Window Dressing
[Bush] said he was directing the Justice Department to join with an existing Federal Trade Commission inquiry into possible price manipulation.
.....
And he called for the reversal of relatively small tax breaks and incentives for oil companies engaging in specific types of exploration. Those perks were in an energy bill Mr. Bush signed into law last year.
The Window
While Republican leaders sharply criticize soaring gasoline prices and energy industry profits, GOP negotiators have decided to knock out provisions in a major tax bill that would force the oil companies to pay billions of dollars more in taxes on their profits.
The extent of the hypocrisy, below.
House Majority Leader John A. Boehner (R-Ohio) made it clear yesterday that the leadership would only go so far in punishing an industry enjoying record-breaking profits if that punishment could have broader negative consequences. In January, Exxon Mobil Corp. alone reported the highest corporate profit in U.S. history: $10.71 billion for the fourth quarter of 2005 and $36.13 billion for the entire year.(emphasis added)
Punishment? Forcing the Exxon Mobile to disgorge a little of their $36 Billion in profit for last year is punishment?
What about giving taxpayers a measly $500 tax credit to defray home energy costs as proposed by Sen. Snowe?
the Bush administration has strongly opposed Snowe's measures from the start, especially the accounting change, which would hit the five major oil companies to the tune of $4.3 billion in two years.
The Bush Administration is mightily concerned about price manipulation and gouging except when they might have to actually do something about it.
In President Bush's speech he:
called for the reversal of relatively small tax breaks and incentives for oil companies engaging in specific types of exploration.

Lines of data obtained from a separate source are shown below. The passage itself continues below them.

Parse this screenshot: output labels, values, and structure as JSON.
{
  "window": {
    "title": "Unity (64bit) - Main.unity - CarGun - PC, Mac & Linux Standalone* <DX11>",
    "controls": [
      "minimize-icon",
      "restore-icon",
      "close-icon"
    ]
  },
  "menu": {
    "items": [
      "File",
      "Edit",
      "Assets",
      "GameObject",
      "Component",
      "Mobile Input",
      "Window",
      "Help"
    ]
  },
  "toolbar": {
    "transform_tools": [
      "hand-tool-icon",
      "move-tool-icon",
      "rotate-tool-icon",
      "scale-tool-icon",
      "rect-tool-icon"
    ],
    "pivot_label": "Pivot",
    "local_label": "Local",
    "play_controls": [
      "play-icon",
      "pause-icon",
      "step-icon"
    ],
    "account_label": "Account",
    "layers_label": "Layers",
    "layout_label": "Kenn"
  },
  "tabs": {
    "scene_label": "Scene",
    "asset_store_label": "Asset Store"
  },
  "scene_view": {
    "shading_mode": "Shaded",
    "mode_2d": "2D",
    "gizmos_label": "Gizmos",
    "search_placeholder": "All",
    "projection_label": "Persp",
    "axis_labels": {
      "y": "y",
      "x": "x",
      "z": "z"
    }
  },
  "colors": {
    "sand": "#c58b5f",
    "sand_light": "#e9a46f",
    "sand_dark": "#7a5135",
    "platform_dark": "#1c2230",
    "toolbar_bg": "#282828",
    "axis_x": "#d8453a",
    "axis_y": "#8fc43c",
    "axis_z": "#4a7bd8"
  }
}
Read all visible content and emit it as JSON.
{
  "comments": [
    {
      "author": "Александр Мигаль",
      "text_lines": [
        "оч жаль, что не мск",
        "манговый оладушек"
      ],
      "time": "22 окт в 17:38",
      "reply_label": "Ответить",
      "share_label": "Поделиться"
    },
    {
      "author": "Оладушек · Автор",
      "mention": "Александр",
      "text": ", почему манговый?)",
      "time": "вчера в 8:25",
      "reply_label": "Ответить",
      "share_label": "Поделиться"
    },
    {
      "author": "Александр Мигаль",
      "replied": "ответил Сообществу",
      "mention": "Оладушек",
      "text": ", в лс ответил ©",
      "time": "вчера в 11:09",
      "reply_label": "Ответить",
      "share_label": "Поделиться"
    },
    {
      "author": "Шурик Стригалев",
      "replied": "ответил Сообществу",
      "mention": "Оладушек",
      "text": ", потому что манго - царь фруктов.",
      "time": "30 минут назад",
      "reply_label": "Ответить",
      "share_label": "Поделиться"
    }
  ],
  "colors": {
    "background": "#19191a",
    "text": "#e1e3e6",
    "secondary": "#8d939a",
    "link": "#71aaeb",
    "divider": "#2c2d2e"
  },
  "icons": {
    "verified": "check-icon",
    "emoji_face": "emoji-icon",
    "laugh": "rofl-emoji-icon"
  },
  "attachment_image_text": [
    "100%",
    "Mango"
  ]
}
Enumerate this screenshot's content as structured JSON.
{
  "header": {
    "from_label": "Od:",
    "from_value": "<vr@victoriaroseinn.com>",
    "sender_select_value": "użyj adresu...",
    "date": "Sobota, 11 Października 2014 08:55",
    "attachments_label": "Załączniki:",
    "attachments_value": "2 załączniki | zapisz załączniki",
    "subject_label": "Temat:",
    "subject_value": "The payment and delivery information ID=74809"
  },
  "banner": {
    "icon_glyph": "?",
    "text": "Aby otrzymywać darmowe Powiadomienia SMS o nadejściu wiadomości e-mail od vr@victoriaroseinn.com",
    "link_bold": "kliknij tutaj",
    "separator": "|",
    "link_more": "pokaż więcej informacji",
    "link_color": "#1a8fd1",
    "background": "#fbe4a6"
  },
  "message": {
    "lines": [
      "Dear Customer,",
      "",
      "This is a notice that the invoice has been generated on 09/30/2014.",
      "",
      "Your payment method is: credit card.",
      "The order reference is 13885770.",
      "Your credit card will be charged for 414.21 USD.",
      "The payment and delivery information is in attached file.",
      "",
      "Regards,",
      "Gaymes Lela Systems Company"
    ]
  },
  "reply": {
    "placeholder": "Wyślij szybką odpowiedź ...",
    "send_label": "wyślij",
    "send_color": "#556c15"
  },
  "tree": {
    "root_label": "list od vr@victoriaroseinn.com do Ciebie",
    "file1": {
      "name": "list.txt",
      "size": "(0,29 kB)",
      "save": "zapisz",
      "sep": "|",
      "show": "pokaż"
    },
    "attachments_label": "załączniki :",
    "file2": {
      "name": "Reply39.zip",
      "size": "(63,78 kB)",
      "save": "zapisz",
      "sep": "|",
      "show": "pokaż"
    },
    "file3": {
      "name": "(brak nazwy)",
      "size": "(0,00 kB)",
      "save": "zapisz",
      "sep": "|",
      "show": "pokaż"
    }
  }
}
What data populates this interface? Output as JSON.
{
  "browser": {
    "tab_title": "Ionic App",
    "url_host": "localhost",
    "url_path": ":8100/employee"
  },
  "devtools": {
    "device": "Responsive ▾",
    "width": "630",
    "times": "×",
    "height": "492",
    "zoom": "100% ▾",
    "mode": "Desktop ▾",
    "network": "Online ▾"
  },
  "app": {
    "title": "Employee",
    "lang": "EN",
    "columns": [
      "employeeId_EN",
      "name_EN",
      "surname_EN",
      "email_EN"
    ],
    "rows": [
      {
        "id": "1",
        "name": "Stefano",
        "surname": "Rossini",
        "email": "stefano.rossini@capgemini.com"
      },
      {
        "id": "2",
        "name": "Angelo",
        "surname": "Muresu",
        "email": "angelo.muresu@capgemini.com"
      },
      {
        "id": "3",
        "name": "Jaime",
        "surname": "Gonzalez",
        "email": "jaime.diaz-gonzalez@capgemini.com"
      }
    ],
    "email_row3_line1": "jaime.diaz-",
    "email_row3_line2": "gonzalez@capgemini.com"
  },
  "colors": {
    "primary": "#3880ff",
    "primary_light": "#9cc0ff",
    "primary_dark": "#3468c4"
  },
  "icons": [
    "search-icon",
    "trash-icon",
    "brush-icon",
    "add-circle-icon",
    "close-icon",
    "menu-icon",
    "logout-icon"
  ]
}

Those perks were in an energy bill Mr. Bush signed into law last year.
Turns out
The tax change Bush spoke of ... is less dramatic than it may seem, oil industry tax analysts said. The Senate had hoped to repeal the quick write-off of exploration costs, but Bush merely wants to stretch it out from two years to five years, as proposed in his February budget plan, according to Mark Kibbe, senior tax policy analyst with the American Petroleum Institute.
"We would not necessarily be opposed to that at all," Kibbe said.
No, Mr. Kibbe, I don't suppose you would be opposed. Hell, you probably wrote it.
Is their an honest bone in the Republican body politic? Anywhere?